Britain in talks to waive Covid vaccine patents to improve global access to jabs
The UK government is in talks about a plan to waive Covid-19 vaccine patents to boost the production of shots in low and middle-income countries, the Guardian can reveal.
The discussions come amid growing calls for Britain and other European countries to follow the US in supporting the proposal put before the World Trade Organization (WTO).
Michael Weinstein, founder of the Aids Healthcare Foundation (AHF), warned that a failure to act swiftly could allow Covid-19 to rip through the world’s poorest countries resulting in a “moral and public health failure” akin to the initial woefully inadequate global response to the Aids pandemic in the 1980s and 1990s.
“We waited from 1996 until 2003 to start deploying HIV drugs in the developing world, specifically in Africa,” Weinstein said, referring to how pharmaceutical companies in the US, backed by political allies in the Clinton administration, sued “South Africa to prevent them from having generics, which was scandalous”.
The foundation launched the Vaccinate Our World campaign in the UK this week to urge Britain and the EU to improve vaccine parity across the globe.
India and South Africa have been pushing for the WTO to waive a longstanding agreement designed to protect intellectual property, known as the Trade-Related Aspects of Intellectual
Property Rights(Trips), to improve access to the vaccines.
Earlier this month, 140 MEPs issued a letter to the European Commission urging it to adopt the proposal for a temporary waiver to address vaccine inequality. Meanwhile, 400 academics, politicians and charities wrote to Boris
Johnson urging the prime minister to follow the example of the US.
Weinstein said: “The illusion we can protect ourselves by building walls around rich countries and vaccinate only our own populations – and not other countries currently incubating variants that will attack and break through at some point – does not make sense.”
According to data on vaccine procurement from Duke University’s Global Health Innovation Centre, the UK is the second-largest Covid-19 vaccine hoarder in the world after Canada, having bought enough for four times its own population.
But, said Weinstein: “The real issue is production and the patents, and the lack of coordination between governments.”
However, Sir Robin Jacob, chair of intellectual property law at University College London, said there was “no evidence” that suspending vaccine patents would lead to more jabs.
“Vaccines are not the same as medicines, especially conventional medicines which you can make in a relatively small factory in vast amounts,” he said. “They are much more complicated. It’s a bit like gardening – you need skills and scientific knowledge, and even then it can go wrong. We have seen production problems from people who know how to make it.”
He added: “There is not the slightest evidence patents are in any way holding up production of the vaccines.
There are other problems – the supply chain is complicated … the US has an export ban I gather – but it’s not patents that are in the way.”

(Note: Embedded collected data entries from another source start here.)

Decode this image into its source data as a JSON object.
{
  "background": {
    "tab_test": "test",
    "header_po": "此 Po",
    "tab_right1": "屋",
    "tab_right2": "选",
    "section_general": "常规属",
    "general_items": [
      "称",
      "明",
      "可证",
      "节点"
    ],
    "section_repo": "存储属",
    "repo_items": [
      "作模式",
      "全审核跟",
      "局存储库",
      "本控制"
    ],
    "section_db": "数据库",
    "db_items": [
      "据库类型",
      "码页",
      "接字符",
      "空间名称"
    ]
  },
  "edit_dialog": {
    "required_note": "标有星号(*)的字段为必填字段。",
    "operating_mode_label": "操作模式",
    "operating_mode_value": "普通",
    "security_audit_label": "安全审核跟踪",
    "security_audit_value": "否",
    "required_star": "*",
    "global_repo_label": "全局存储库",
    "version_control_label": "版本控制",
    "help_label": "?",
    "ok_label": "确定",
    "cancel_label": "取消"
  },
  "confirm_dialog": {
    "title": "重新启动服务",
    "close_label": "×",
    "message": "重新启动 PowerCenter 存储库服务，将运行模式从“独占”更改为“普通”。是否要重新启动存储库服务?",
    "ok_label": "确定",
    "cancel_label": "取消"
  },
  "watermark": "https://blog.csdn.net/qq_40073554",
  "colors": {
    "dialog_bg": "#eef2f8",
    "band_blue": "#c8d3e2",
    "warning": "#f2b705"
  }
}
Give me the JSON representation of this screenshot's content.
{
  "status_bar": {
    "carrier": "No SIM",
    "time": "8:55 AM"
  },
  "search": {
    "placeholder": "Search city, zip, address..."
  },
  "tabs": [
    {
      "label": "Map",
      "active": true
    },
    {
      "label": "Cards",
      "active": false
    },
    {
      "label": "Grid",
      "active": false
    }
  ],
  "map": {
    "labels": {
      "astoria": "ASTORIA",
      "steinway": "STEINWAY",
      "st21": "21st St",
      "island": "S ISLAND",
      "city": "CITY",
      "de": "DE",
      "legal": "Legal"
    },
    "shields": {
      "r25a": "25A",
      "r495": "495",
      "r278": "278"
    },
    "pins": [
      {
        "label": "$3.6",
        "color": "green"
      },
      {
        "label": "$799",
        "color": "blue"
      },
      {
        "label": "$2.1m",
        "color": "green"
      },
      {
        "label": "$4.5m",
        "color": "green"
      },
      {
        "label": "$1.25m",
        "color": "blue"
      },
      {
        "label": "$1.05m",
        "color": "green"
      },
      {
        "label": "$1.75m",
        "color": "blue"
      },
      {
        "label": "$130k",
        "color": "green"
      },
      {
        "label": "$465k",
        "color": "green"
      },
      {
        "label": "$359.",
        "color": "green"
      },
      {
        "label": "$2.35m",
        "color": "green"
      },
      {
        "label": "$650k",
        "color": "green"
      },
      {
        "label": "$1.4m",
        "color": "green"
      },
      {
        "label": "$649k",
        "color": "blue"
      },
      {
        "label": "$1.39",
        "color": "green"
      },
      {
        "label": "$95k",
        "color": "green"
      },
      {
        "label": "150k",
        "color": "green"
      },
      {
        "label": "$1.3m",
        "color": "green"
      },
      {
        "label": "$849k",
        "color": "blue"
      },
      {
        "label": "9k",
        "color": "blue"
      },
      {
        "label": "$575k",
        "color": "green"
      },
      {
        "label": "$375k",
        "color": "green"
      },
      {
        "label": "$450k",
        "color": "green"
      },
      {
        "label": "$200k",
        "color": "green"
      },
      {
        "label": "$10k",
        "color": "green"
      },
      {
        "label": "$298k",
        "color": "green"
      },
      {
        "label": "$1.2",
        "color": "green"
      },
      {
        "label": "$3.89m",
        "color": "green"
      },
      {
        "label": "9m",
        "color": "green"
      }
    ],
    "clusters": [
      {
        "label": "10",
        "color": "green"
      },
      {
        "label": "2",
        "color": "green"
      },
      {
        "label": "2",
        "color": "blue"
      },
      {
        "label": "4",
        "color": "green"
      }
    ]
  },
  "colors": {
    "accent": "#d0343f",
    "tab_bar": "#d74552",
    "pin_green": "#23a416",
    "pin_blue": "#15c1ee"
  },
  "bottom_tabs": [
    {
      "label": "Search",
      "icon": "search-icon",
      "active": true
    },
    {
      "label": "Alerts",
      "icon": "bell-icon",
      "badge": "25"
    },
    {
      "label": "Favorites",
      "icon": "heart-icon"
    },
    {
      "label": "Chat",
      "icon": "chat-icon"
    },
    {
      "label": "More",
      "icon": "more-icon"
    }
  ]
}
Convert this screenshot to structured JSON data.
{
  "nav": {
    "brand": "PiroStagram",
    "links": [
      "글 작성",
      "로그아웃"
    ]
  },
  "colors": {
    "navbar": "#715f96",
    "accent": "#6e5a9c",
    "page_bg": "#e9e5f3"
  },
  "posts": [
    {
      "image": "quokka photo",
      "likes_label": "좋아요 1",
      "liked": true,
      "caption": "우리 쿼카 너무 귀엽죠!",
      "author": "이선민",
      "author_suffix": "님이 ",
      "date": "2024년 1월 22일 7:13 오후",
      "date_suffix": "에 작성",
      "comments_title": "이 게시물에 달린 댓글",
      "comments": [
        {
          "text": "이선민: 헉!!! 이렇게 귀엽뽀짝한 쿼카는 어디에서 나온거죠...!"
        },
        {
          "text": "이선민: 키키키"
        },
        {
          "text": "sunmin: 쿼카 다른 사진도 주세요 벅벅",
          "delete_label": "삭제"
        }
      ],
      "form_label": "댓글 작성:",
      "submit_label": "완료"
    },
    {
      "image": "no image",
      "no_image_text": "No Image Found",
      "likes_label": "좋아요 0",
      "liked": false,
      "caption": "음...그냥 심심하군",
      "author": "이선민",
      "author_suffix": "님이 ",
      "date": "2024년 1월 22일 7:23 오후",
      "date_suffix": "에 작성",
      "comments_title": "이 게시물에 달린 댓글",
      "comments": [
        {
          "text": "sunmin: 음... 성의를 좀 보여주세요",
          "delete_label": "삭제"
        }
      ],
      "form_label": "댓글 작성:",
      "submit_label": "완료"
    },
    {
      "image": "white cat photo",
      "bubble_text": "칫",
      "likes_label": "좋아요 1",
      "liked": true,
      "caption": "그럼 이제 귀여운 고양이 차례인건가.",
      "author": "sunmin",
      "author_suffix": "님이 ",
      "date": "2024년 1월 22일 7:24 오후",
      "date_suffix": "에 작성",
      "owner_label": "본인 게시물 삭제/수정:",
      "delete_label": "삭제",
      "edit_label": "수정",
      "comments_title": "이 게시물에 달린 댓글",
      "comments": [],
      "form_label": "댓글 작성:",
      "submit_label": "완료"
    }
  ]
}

Lady Sheehan, who sits on the UK’s all-party parliamentary group on vaccinations for all, welcomed the fact that Britain was in talks, but stressed: “Time is of the essence. Given what we are seeing in India and the risk to the UK and other countries, with potentially dangerous variants emerging, the government has a moral duty to act to create conditions to ramp up global supply – but also enlightened self-interest should dictate it too.”
The UK government said it provided funding for the AstraZeneca vaccine, produced at cost to low and middleincome countries, at scale and through manufacturing partnerships across the world.
A spokesperson said: “We are engaging with the US and other WTO members constructively on the Trips waiver issue, but we need to act now to expand production and distribution worldwide.”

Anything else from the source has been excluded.